Душа Пандоры - Арнелл Марго. Страница 33

– Верно, – с заговорщицким видом отозвалась Ариадна, будто открывая ей некий особенный секрет.

Теперь стало ясно, отчего она, тонко чувствующая, начитанная и эрудированная, с таким нетерпением ждала встречу с Мнемозиной. Если бы Деми не находилась среди богов и наделенных божественным благословением инкарнатов, можно было представить Ариадну фанаткой, страстно желающей познакомиться со своим кумиром.

Рядом с одной из пещер, вход в которые выели подземные реки – Ахерон, Кокитос и Флегетон, – им встретилась миловидная девушка, что держала в руках серебряный поднос. На нем лежали крохотные пирожные с красной посыпкой. Странно было увидеть подобное здесь, в царстве мертвых.

– Ох, какие лучезарные девушки, и в таком мрачном месте, – всплеснула рукой незнакомка. – Не хотите ли сгладить горечь от лицезрения царства Аида и отведать фруктовых пирожных?

Рука Деми сама собой потянулась к ним, мгновение спустя Ариадна отзеркалила ее жест.
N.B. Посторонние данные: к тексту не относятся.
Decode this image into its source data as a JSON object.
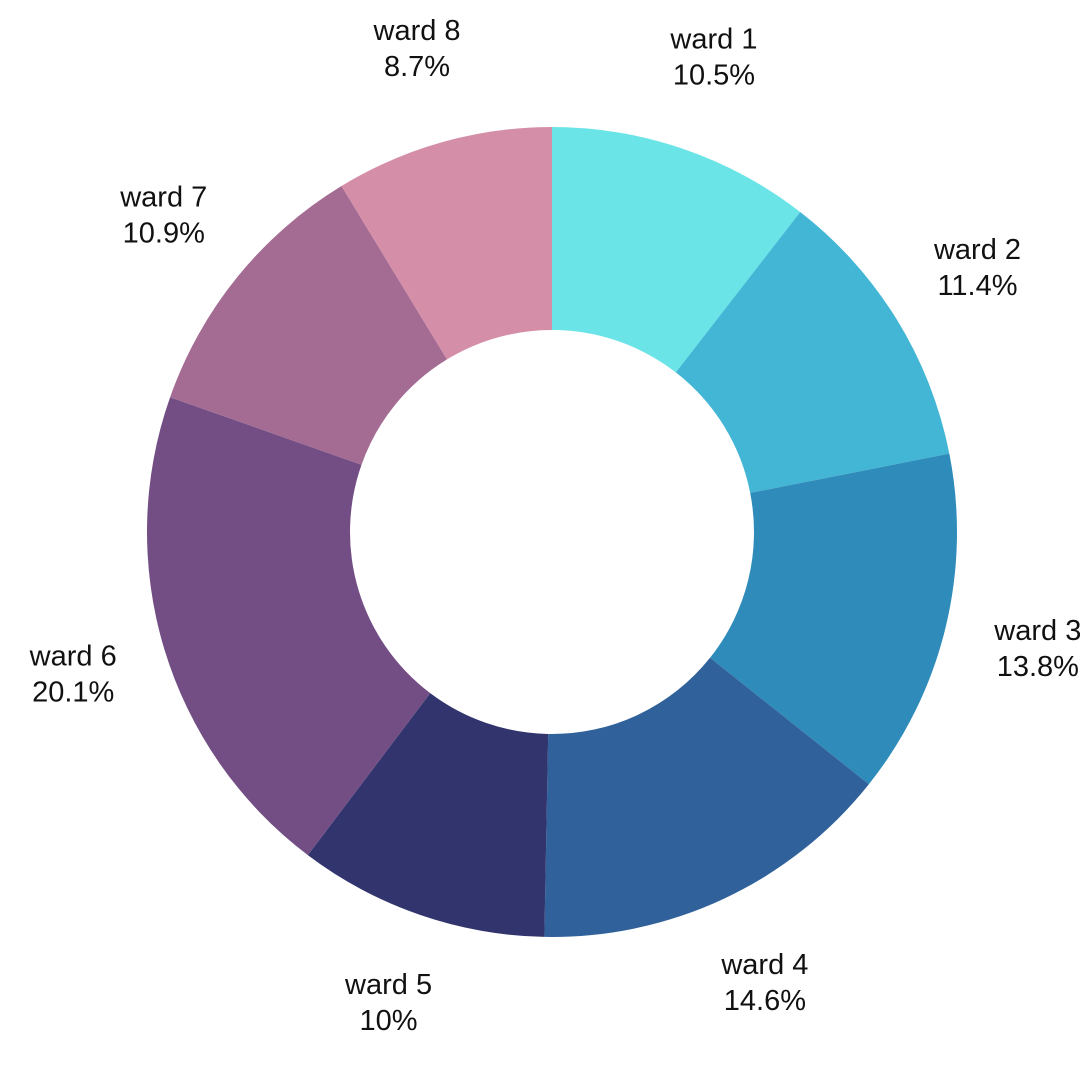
{
  "chart_data": {
    "type": "pie",
    "style": "donut",
    "title": "",
    "categories": [
      "ward 1",
      "ward 2",
      "ward 3",
      "ward 4",
      "ward 5",
      "ward 6",
      "ward 7",
      "ward 8"
    ],
    "values": [
      10.5,
      11.4,
      13.8,
      14.6,
      10,
      20.1,
      10.9,
      8.7
    ],
    "value_labels": [
      "10.5%",
      "11.4%",
      "13.8%",
      "14.6%",
      "10%",
      "20.1%",
      "10.9%",
      "8.7%"
    ],
    "colors": [
      "#6be4e7",
      "#43b6d6",
      "#2e8bba",
      "#31619a",
      "#32356d",
      "#734e85",
      "#a46b93",
      "#d58ea8"
    ],
    "start": "top",
    "direction": "clockwise",
    "legend": "none"
  }
}
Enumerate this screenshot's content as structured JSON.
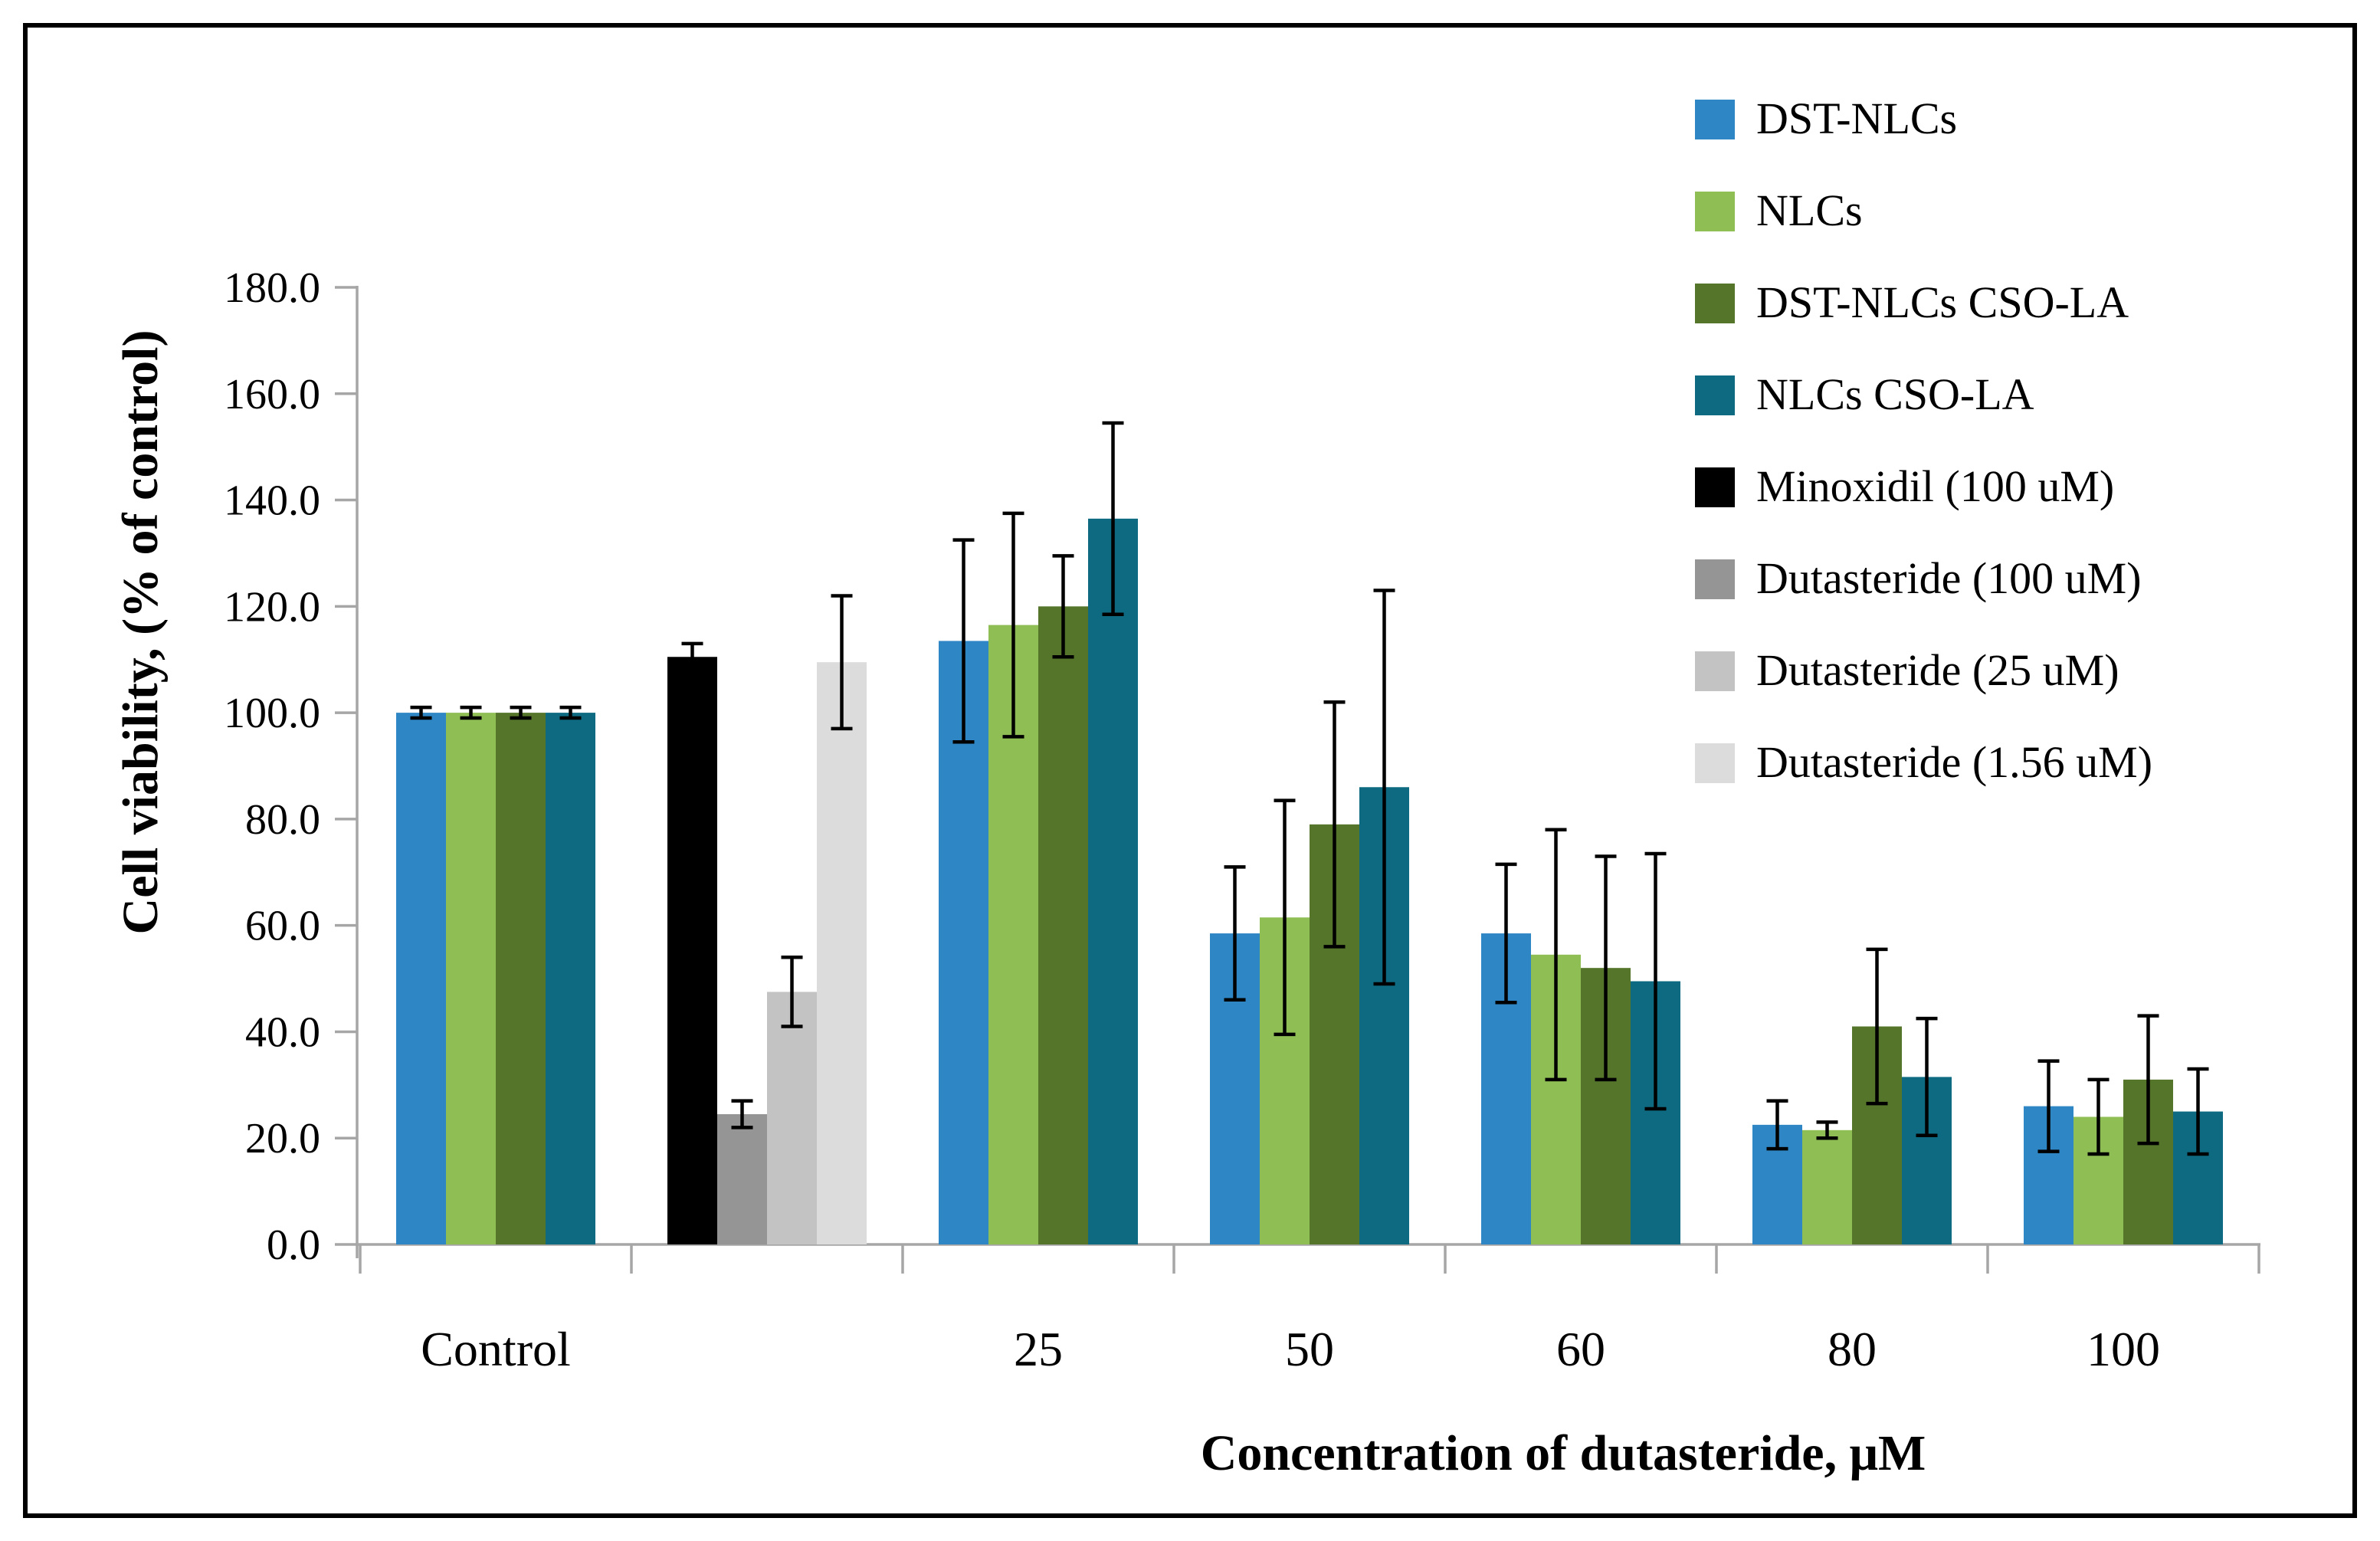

Насладиться неожиданными яствами помешал Никиас, бесцеремонно, хоть и легонько ударивший обеих по рукам.

– Ты почему дерешься?

Он закатил глаза.

– Пирожные с гранатовыми зернами. А это – Каллигения, одна из нимф Персефоны.

Незнакомка скривилась и отбросила в сторону поднос. Из-за скальной гряды вышла высокая, молодая девушка с волнистыми волосами каштанового оттенка, отдающими в рыжину.

– Простите мне мою шутку, – смиренно сказала красавица, глядя на них честными большими глазами.

Виноватой при этом она не выглядела.

– Шутку? – медленно переспросила Ариадна. – Что случилось бы с нами, отведай мы гранатовых зерен, как когда-то и ты, Персефона? Разве Аиду нужна новая жена?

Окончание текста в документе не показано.